In the 21st Century, we are a world community bound together across the boundaries we have arbitrarily established to identify ourselves, and found that we share so much, and that we differ so much. The tragedy is that we treat those differences as further boundaries. They become the subject of derision, pity, disgust, intolerance: a rage of negatives that threatens at individual and social and national levels to create firestorms of discontent. Differences in culture, religion, morality, expectations, understanding: these enhance rather than coalesce, community/social/cultural variations. It becomes too easy to say: I don’t do things that way: that is odd/bad/evil and so on. Instead of appreciating differences, we exacerbate them by exaggerating what divides us to the point of distaste.
On a personal level, we are capable of responding to jingoistic calls for national service and loyalty in times of war, even though we may disagree with, say, war. We abhor violence, but we take up arms. This is where we fail. Unless people are able to see differences as spices enhancing the basic flavour of the human cake, we will continue to be willing participants in the march towards total breakdown.
This may seem extreme, but think on it for a moment. Politicians and their business surrogates (or vice versa depending on your perspective) stir up our parochial eed to be unique and great and wonderful and loyal to the point where our own sense of right and wrong is ground under foot. When trouble looms, loyalty is something we give to our own kind: not to others.
We are stirred up in fiery speeches by adept politicians (demagogues?) who paint the opponents we allegedly have—often those standing in the way of international business—and any love, compassion or humanity flies out the door. We resort to anything but love and tolerance and understanding: we fervidly embrace violence as the only solution. It happens internationally and inter nationally. Society ends up as a force to impose force and violence as the only way. It has always been that way. We are supposed to learn from the failures of wars, violence and the machinations of history in which we are the fodder. War achieves nothing. Violence achieves nothing. Except reciprocated violence.
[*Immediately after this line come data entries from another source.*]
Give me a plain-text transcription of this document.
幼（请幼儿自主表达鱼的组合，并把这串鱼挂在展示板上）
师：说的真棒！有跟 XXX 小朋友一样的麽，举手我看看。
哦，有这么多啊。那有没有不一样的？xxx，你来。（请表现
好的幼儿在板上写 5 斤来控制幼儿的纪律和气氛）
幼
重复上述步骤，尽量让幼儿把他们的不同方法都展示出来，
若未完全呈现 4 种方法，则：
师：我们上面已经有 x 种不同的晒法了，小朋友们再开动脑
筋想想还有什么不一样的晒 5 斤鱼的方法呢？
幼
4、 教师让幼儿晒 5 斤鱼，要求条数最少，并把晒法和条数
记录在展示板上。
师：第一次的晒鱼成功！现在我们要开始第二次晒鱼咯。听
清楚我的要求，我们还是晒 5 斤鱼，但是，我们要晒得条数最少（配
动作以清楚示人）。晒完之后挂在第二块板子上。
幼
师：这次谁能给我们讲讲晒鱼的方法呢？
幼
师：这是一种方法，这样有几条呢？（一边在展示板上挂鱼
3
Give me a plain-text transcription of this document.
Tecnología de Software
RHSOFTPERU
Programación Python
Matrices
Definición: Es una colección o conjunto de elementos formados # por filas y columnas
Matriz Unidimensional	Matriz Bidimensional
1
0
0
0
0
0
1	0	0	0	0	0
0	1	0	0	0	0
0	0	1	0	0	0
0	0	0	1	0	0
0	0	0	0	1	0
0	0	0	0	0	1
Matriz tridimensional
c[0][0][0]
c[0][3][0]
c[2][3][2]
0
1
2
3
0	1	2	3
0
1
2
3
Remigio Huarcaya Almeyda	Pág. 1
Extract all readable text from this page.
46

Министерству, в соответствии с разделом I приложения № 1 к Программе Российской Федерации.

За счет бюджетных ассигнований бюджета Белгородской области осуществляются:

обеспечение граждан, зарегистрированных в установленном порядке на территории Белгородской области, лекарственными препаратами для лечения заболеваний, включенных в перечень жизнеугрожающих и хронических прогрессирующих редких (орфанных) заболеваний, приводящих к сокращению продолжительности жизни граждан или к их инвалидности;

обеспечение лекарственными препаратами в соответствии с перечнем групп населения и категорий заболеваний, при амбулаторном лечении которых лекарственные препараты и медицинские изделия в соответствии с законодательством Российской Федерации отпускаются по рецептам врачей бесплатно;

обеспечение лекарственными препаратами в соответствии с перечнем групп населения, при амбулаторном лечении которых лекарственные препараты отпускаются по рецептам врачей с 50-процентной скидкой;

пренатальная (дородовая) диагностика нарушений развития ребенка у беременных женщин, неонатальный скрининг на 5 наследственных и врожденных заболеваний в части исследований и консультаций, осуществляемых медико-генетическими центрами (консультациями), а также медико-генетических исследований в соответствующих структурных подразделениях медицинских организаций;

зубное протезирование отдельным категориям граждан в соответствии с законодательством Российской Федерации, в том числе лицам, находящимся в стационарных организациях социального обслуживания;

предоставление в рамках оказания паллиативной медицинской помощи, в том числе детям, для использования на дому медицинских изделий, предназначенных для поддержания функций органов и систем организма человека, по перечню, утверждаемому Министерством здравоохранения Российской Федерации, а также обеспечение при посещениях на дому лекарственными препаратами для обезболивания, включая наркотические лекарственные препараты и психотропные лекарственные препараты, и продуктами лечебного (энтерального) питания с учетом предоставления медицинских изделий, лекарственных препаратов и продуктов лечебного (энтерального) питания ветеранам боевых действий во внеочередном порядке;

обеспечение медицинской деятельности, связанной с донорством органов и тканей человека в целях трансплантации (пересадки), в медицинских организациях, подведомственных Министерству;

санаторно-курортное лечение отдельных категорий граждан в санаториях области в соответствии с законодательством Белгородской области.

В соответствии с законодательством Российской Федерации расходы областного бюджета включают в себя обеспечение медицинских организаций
We fail to learn from history, and as Geroge Santayana observed: that condemns us to repeat the mistakes of the past. “We are in the right: therefore you must be in the wrong”.
Consider what happens between faiths. Consider the bane of todays anti immigrant policies. Consider the impression the rhetoric gives that Islam is our greatest foe. It is not, but the more we back violent or even divisive rhetoric towards them, our fears will become self fulfilling: not because Muslims are evil, but because we pushed them into reaction.
There is so much more to living than building a wall of exclusivity around what we are. Multi culturalism has, it must be said, not always worked. But in so many respects it has made our countries far richer. If we could only learn respect, tolerance and interest without dogma and judgement, we would be far better off.
The word we should champion is tolerance.
“So you don’t do things the way I do? Fine. That’s your prerogative. I’d love to talk to you about it someday if you are interested”.
Of course, that is hard to do. I have lived in Islamic countries for over forty years. I have travelled the world. I have seen dozens of cultures, practices, belief systems and so on—all of which are ‘strange to me”. Do I deride them? Do I say “I know better because of what I am?” That was the first lesson I had to learn. If I go into your home, maybe I don’t like the way you have decorated your home or I dislike the habits you display in bringing up your children. Do I criticise? Of course not. I might talk about it to someone I trust—and that is not a good thing, I suppose. But it underlies the tolerance and respect of which I speak. We stand to learn much more than we can teach from those who differ from us.
Perhaps in a confrontation, the other party may attack our values. Fine. Learn to ride with it. Whether we can or net depends a great deal on our individual (and societal/ political) personalities. Therein lies the problem: hot heads can lose it. The result? Disaster. Let people speak. Let them exchange ideas. Everyone has the right to an opinion. Sometimes those opinions will jar with our own principles. So? If we were all the same, it would be a vanilla world.
And the meek? Inherit the earth? Gandhi did. There is no reason others can’t.